System Design: Live Chat at Scale — YouTube Live, Twitch, and 100k Concurrent Viewers

Series System Design: Web Scenarios

Twitch chat during major
esports events receives
50,000+ messages per
minute. Twitch uses a
custom IRC-over-WebSocket
protocol and client-side
throttling — your client
silently drops messages
if the stream is too fast.

Design the live chat for YouTube Live. A streamer has 100,000 concurrent viewers. Each viewer can send messages. Messages must appear to all viewers within 2 seconds. The system must survive chat “explosions” — when a streamer says something controversial and everyone types at once.
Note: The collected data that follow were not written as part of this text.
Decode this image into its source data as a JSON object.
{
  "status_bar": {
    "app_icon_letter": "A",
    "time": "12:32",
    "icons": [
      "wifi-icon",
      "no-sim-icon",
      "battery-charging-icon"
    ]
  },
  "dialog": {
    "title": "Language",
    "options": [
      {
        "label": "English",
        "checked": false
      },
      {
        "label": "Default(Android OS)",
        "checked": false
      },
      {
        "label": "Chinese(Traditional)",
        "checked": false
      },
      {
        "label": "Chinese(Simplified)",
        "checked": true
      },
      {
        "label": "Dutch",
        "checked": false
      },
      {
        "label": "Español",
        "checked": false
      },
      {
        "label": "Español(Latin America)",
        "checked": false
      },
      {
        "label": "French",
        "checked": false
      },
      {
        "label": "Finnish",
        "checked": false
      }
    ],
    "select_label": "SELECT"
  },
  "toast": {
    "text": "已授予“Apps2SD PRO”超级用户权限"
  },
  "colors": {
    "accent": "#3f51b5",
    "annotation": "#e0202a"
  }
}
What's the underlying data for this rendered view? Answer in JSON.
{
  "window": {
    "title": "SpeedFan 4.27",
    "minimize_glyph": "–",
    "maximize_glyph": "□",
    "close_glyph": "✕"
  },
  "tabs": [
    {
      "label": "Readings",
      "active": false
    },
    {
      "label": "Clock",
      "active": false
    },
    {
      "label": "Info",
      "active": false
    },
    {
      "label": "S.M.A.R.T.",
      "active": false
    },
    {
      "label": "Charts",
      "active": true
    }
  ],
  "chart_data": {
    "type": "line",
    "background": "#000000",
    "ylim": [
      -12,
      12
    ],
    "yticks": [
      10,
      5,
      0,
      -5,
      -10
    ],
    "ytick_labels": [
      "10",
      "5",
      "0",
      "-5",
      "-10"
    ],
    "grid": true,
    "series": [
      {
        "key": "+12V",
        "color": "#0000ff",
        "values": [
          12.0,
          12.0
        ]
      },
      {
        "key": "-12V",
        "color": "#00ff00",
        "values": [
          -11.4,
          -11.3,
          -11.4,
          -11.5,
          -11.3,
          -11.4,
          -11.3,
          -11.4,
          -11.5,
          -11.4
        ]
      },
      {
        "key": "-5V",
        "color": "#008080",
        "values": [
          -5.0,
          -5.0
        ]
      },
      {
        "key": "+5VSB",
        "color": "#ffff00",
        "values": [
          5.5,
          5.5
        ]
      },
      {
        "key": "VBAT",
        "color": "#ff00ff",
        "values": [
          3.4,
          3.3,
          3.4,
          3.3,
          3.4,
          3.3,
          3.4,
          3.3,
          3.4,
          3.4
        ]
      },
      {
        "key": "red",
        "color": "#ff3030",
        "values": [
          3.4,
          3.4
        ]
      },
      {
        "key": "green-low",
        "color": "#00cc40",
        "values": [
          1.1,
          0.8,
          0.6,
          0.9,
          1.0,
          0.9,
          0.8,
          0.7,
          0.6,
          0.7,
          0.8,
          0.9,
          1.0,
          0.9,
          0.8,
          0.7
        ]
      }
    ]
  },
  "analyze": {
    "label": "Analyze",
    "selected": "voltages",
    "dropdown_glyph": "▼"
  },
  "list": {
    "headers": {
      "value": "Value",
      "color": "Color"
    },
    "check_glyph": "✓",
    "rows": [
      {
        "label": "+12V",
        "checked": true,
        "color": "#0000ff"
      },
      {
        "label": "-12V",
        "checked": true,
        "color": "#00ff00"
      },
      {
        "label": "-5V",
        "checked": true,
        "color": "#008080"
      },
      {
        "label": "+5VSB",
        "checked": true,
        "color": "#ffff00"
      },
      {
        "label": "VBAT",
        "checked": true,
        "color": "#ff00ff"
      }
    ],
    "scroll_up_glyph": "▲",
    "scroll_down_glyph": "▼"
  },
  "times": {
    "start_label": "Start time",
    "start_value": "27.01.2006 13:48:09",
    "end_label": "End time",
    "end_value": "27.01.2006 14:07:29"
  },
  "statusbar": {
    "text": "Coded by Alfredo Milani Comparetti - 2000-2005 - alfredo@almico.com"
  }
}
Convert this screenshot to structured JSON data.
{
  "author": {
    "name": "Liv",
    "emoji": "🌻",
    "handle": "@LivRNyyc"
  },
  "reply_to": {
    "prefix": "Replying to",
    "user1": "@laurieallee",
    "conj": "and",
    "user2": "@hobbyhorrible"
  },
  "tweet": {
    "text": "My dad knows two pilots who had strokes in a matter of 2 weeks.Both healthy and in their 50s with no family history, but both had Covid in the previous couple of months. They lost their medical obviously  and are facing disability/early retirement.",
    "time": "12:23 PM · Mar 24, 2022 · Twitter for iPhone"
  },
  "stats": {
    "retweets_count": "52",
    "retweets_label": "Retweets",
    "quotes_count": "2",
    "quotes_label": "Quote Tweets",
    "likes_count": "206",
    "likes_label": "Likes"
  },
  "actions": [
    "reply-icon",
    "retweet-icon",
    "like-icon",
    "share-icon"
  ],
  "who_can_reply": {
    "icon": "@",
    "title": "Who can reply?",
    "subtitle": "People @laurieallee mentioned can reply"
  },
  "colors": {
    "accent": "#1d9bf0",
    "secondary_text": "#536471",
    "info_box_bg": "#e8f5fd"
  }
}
This is a real-world distributed systems problem with a clean progression of solutions, each solving a real failure mode of the previous. It’s also a favourite interview question because it touches WebSockets, pub/sub, Kafka, rate limiting, and fan-out simultaneously.

1. Scale & Constraints

100K

Concurrent viewers / stream

1,000

Messages / sec peak

< 2s

Delivery latency target

3 hrs

Message retention for replay

Millions

Platform-wide concurrent users

1,000s

Simultaneous live streams

The numbers immediately rule out naive approaches. Let’s walk through the levels.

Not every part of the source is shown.